First, the N’filim “were in the earth” at the time that the sons of lords were marrying the daughters of men.
What?
Weren’t they the sons of gods?
This is an urban legend that ignores Jewish culture. Jewish culture only has one Gd. Everybody else are nobles, lords, masters, etc. In Exodus 4:16 Gd tells Moshe that Aharon will be his mouth and Moshe will be Aharon’s master. It uses elohim just like Genesis 6:2 which refers to the sons of masters. Judaism rejects the idea of “sons of the gods.”
This is how urban legends work! Yes, exclamation point. People latch onto an idea that excites them! And then they spread it. But the exciting idea isn’t true to its source, and that lack of faithfulness gets exaggerated over time until it’s an absolute falsehood. Judaism rejects the idea of “sons of the gods.” Claiming that Genesis means “sons of gods” is one of those “quoting out of cultural context” fallacies I talked about a long time ago.
Second, Numbers 13:33 says that ten of the Israelites in the reconnaissance team claimed they saw the N’filim there and felt like insects compared to them. Once again, this is people exaggerating. In the verses immediately before this, the same men were praising the land but now they are making a power play, not a physical size comparison.
Those are the only verses that refer to the N’filim.

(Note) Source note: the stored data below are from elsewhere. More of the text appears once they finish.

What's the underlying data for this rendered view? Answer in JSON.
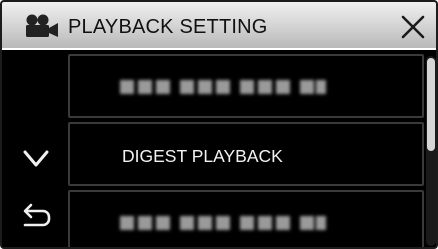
{
  "header": {
    "title": "PLAYBACK SETTING",
    "mode_icon": "movie-camera-icon",
    "close_icon": "close-x-icon"
  },
  "menu": {
    "items": [
      {
        "label": "",
        "blurred": true
      },
      {
        "label": "DIGEST PLAYBACK",
        "blurred": false
      },
      {
        "label": "",
        "blurred": true
      }
    ]
  },
  "controls": {
    "down_icon": "chevron-down-icon",
    "back_icon": "return-arrow-icon"
  },
  "scrollbar": {
    "position_fraction": 0.0,
    "visible_fraction": 0.5
  },
  "colors": {
    "screen_bg": "#000000",
    "header_bg": "#d2d2d2",
    "item_border": "#3a3a3a",
    "text_light": "#f2f2f2"
  }
}
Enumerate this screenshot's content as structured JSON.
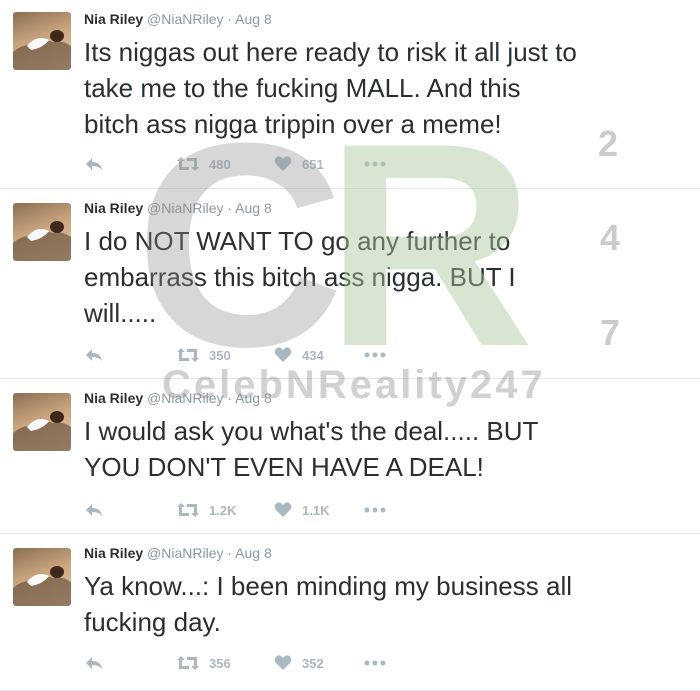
{
  "tweets": [
    {
      "name": "Nia Riley",
      "handle": "@NiaNRiley",
      "separator": "·",
      "date": "Aug 8",
      "text": "Its niggas out here ready to risk it all just to\ntake me to the fucking MALL. And this\nbitch ass nigga trippin over a meme!",
      "retweets": "480",
      "likes": "651"
    },
    {
      "name": "Nia Riley",
      "handle": "@NiaNRiley",
      "separator": "·",
      "date": "Aug 8",
      "text": "I do NOT WANT TO go any further to\nembarrass this bitch ass nigga. BUT I\nwill.....",
      "retweets": "350",
      "likes": "434"
    },
    {
      "name": "Nia Riley",
      "handle": "@NiaNRiley",
      "separator": "·",
      "date": "Aug 8",
      "text": "I would ask you what's the deal..... BUT\nYOU DON'T EVEN HAVE A DEAL!",
      "retweets": "1.2K",
      "likes": "1.1K"
    },
    {
      "name": "Nia Riley",
      "handle": "@NiaNRiley",
      "separator": "·",
      "date": "Aug 8",
      "text": "Ya know...: I been minding my business all\nfucking day.",
      "retweets": "356",
      "likes": "352"
    }
  ],
  "watermark": {
    "letter_c": "C",
    "letter_r": "R",
    "digit_2": "2",
    "digit_4": "4",
    "digit_7": "7",
    "text": "CelebNReality247",
    "color_c": "#8c8c8c",
    "color_r": "#a9c79a"
  }
}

Then people compare them to Numbers 13:22 which talks about Sheshai, Talmai, and Achiman, and Deuteronomy 1:28 which says that these three men were “sons of Anaq”, and the rest of the verses in Deuteronomy that call the Anaqim great and mighty, and they assume that “great” means they were giants. That isn’t true. It means that the kingdom of the Anaqim was large and that they had the numbers and weapons to defend it, not necessarily that they were bigger than normal humans.
Then they look at verses in Deuteronomy about great and mighty nations, among whom are the R’faim.
And finally they look at Deuteronomy 3:11 which talks about Og king of Bashan, “last of the R’faim”, and his 9 cubit (13.5 feet) iron network “bed,” and assume that a big bed means a giant man, and then they reason backwards that all the others were also giants.
The problem is that in old times a mitah, (bed), was often the only place in a house that could be used as a seat. Their houses had a floorspace about as big as one room in your house. Even those “shipping container” apartments that people live in now are bigger than a house in ancient times.
So everybody sat on the mitah at dinner time, kind of like how the Greeks and Romans did it. It had to be 9 feet long to have room for the king’s relatives. What’s more, when his council met, they sat on the mitah too. Think of it like your living room couch, not like the bed you sleep in. Then you won’t be so surprised that it was 9 feet long.
I don’t know why Og’s “bed” was made of iron, but that’s for later. For now, go back to the Lemekh story, Genesis 4:18-24.